A 29-year-old woman at 18 weeks gestation presents to the emergency department with a 14-hour history of right-sided abdominal pain, initially periumbilical but now more lateral and superior than typical appendicitis. She has vomited once and has a temperature of 37.6°C. On examination, she has tenderness and guarding in the right flank area. Blood tests show WBC 15.8 × 10⁹/L and CRP 38 mg/L. Ultrasound is inconclusive. What is the most appropriate next step in management?

Q186

A 72-year-old man presents to the emergency department with a 3-day history of absolute constipation, abdominal distension, and colicky abdominal pain. He has not passed flatus for 48 hours. Plain abdominal radiograph shows gross dilatation of the caecum measuring 11 cm. CT scan confirms a stenosing lesion in the descending colon with no evidence of perforation. His vital signs are stable. What is the most appropriate initial management to prevent caecal perforation?

Q187

What is the most common location within the colon for the development of sporadic colorectal adenocarcinoma in the UK population?

Q188

A 45-year-old manual labourer presents to the surgical outpatient clinic with a 6-month history of a right groin swelling. He reports that the swelling becomes more prominent when he lifts heavy objects at work. On examination, with the patient standing, there is a visible bulge in the right groin that extends into the upper scrotum. The swelling is reducible and an expansile cough impulse is present. What is the most likely type of hernia?

Q189

A 16-year-old boy presents to the emergency department with a 10-hour history of central abdominal pain that has now localised to the right iliac fossa. He has vomited twice and has anorexia. On examination, his temperature is 37.8°C, heart rate 95 bpm, and blood pressure 118/72 mmHg. He has tenderness with guarding in the right iliac fossa. Blood tests show WBC 14.2 × 10⁹/L and CRP 45 mg/L. Which anatomical variant is most commonly associated with retrocaecal appendicitis?

Q190

A 66-year-old woman undergoes colonoscopy for investigation of iron deficiency anaemia (Hb 87 g/L, MCV 72 fL, ferritin 8 ng/mL). A 4.5 cm sessile polyp with central depression is identified in the sigmoid colon. The polyp appears to involve approximately 40% of the circumference.

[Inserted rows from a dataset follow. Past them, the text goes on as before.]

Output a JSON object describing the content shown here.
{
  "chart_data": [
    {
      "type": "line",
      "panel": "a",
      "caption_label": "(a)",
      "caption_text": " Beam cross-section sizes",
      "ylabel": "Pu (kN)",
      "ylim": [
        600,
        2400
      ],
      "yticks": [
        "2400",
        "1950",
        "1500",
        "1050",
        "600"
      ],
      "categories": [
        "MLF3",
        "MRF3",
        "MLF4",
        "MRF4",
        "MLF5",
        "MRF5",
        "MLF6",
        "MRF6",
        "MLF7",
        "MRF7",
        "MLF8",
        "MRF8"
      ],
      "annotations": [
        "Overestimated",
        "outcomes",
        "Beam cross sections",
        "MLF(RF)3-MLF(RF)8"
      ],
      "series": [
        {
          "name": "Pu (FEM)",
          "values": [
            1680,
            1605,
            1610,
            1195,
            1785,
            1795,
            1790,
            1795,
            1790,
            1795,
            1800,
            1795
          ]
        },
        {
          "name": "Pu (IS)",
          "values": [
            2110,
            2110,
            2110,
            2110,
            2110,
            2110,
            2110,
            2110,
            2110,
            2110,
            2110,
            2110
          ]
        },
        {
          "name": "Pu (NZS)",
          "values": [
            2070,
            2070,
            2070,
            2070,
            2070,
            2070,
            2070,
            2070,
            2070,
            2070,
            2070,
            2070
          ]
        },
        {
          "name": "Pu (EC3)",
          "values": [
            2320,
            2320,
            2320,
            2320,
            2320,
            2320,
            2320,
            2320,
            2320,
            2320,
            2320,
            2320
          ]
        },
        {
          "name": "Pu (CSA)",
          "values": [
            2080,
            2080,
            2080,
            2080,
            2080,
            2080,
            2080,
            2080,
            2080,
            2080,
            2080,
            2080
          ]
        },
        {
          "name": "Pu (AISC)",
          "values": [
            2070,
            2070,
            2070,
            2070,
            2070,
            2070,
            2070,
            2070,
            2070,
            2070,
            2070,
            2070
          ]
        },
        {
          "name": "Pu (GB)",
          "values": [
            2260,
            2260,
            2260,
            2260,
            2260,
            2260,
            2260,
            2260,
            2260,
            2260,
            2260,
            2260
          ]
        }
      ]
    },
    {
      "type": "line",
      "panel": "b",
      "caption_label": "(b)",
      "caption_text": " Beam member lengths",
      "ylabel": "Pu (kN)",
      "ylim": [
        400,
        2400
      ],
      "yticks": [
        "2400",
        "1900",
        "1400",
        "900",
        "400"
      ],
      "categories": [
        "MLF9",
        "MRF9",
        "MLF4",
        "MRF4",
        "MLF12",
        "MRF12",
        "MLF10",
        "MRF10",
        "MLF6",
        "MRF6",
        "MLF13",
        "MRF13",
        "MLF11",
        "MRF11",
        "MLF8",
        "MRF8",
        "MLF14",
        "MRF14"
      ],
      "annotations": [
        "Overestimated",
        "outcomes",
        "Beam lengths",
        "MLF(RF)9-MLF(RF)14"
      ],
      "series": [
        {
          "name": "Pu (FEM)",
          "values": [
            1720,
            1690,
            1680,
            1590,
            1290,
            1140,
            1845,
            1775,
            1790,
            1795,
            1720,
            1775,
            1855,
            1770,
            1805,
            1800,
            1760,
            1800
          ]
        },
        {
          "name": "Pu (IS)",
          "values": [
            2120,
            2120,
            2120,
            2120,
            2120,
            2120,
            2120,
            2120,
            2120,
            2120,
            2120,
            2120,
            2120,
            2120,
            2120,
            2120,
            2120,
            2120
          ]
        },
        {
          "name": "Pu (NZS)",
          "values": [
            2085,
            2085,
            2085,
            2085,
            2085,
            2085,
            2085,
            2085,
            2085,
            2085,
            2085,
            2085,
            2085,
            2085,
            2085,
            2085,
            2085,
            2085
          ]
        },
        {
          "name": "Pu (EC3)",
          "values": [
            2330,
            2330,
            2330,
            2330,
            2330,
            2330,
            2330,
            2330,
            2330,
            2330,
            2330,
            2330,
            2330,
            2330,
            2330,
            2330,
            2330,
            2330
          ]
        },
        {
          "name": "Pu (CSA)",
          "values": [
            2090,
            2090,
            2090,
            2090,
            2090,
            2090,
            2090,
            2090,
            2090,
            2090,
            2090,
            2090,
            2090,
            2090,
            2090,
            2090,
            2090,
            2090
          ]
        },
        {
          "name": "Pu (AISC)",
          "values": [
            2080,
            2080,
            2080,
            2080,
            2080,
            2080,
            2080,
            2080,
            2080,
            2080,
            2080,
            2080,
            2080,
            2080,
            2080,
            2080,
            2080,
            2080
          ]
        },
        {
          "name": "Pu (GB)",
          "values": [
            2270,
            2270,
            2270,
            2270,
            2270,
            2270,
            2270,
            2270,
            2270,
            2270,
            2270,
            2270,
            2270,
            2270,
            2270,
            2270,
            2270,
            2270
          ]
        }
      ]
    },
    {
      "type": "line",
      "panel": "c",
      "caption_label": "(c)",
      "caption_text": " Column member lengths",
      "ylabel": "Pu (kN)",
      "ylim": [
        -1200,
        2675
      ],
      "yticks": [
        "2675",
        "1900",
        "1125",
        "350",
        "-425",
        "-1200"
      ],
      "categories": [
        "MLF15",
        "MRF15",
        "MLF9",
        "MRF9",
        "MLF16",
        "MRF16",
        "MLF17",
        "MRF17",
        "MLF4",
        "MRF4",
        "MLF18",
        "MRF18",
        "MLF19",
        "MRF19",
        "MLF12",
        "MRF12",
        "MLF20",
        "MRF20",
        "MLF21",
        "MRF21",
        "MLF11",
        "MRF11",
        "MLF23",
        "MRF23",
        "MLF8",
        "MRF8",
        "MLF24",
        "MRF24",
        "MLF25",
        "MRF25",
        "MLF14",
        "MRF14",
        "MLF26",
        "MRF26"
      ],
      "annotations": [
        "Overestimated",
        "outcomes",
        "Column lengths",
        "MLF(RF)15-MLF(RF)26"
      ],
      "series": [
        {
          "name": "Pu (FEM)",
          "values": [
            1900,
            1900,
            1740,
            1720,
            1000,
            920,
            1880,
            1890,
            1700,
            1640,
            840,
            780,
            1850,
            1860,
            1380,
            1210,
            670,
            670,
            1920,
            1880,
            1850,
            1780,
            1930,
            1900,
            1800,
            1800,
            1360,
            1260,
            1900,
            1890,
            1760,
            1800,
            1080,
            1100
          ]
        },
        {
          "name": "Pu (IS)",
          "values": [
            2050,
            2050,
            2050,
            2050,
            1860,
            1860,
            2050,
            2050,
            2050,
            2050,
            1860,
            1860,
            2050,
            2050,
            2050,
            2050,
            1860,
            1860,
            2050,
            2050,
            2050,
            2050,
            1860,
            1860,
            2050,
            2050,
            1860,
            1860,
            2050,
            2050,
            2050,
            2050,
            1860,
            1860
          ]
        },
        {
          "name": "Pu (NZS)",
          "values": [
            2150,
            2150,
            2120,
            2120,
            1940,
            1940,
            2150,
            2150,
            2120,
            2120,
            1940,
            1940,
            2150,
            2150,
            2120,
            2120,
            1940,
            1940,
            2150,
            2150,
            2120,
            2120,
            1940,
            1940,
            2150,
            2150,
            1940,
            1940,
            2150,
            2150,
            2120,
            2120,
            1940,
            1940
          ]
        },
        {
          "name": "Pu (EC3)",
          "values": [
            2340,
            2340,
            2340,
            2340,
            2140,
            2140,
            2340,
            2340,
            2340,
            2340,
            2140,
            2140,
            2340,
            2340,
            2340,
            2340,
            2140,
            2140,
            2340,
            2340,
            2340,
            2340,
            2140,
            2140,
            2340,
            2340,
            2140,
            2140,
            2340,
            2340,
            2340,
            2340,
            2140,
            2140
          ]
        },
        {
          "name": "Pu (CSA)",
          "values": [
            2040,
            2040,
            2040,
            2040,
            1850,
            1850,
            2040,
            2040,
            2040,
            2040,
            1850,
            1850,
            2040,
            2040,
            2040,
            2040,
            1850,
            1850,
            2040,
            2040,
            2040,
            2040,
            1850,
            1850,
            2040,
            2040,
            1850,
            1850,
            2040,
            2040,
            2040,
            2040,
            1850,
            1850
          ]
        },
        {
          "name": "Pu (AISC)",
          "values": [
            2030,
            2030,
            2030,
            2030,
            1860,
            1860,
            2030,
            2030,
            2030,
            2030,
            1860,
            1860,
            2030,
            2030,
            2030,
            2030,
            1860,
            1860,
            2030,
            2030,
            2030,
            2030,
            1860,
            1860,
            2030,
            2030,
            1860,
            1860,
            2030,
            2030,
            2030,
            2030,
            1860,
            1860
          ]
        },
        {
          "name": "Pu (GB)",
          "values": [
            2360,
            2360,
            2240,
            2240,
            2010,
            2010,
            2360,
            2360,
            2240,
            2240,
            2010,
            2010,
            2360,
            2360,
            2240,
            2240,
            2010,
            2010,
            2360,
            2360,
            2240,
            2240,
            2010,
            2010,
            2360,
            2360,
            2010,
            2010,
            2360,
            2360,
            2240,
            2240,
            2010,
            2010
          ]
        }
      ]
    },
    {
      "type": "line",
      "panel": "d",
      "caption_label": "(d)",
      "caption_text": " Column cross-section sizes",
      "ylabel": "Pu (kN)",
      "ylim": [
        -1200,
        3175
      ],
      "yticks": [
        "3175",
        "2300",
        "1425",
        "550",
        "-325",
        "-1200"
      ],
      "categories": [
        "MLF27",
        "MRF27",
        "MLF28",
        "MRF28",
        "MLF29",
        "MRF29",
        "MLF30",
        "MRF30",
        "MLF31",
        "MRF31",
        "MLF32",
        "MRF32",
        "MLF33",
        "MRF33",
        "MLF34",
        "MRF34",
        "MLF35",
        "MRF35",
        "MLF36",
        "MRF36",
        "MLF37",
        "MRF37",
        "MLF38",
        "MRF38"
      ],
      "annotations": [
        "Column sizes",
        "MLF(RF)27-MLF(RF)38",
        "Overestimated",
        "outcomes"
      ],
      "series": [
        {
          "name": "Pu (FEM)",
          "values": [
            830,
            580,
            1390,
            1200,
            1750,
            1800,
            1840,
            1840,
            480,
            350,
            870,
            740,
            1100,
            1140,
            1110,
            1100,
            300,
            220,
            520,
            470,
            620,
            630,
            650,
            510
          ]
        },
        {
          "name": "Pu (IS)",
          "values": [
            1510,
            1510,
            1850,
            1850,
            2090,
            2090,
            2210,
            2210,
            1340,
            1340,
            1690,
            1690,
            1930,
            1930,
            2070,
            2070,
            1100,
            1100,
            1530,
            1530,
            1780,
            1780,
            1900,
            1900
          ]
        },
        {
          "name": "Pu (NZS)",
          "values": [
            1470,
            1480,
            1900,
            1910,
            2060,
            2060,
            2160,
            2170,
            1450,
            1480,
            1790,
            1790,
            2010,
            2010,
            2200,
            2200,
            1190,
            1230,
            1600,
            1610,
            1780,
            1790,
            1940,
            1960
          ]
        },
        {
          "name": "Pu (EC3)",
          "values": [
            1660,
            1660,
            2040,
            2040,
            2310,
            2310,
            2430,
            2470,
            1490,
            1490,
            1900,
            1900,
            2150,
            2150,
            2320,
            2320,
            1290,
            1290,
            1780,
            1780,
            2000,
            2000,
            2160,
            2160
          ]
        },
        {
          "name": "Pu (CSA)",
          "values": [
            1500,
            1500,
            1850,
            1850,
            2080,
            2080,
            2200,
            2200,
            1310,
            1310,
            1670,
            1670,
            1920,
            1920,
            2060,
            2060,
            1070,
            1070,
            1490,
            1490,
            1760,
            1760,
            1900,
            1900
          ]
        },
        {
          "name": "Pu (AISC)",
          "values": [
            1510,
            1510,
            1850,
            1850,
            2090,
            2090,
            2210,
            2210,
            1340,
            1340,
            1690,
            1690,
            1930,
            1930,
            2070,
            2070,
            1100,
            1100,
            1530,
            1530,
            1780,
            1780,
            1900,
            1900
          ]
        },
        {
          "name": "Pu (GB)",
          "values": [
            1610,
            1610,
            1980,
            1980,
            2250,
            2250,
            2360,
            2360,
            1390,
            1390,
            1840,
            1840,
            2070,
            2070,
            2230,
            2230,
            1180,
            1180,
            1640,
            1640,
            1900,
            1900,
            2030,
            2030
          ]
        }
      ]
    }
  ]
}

Attempted piecemeal endoscopic mucosal resection (EMR) achieves partial removal but the procedure is abandoned due to concerns about perforation risk. Biopsies from the residual polyp show tubulovillous adenoma with high-grade dysplasia and suspicious focus of submucosal invasion. CT chest/abdomen/pelvis shows no metastatic disease. What is the most appropriate management?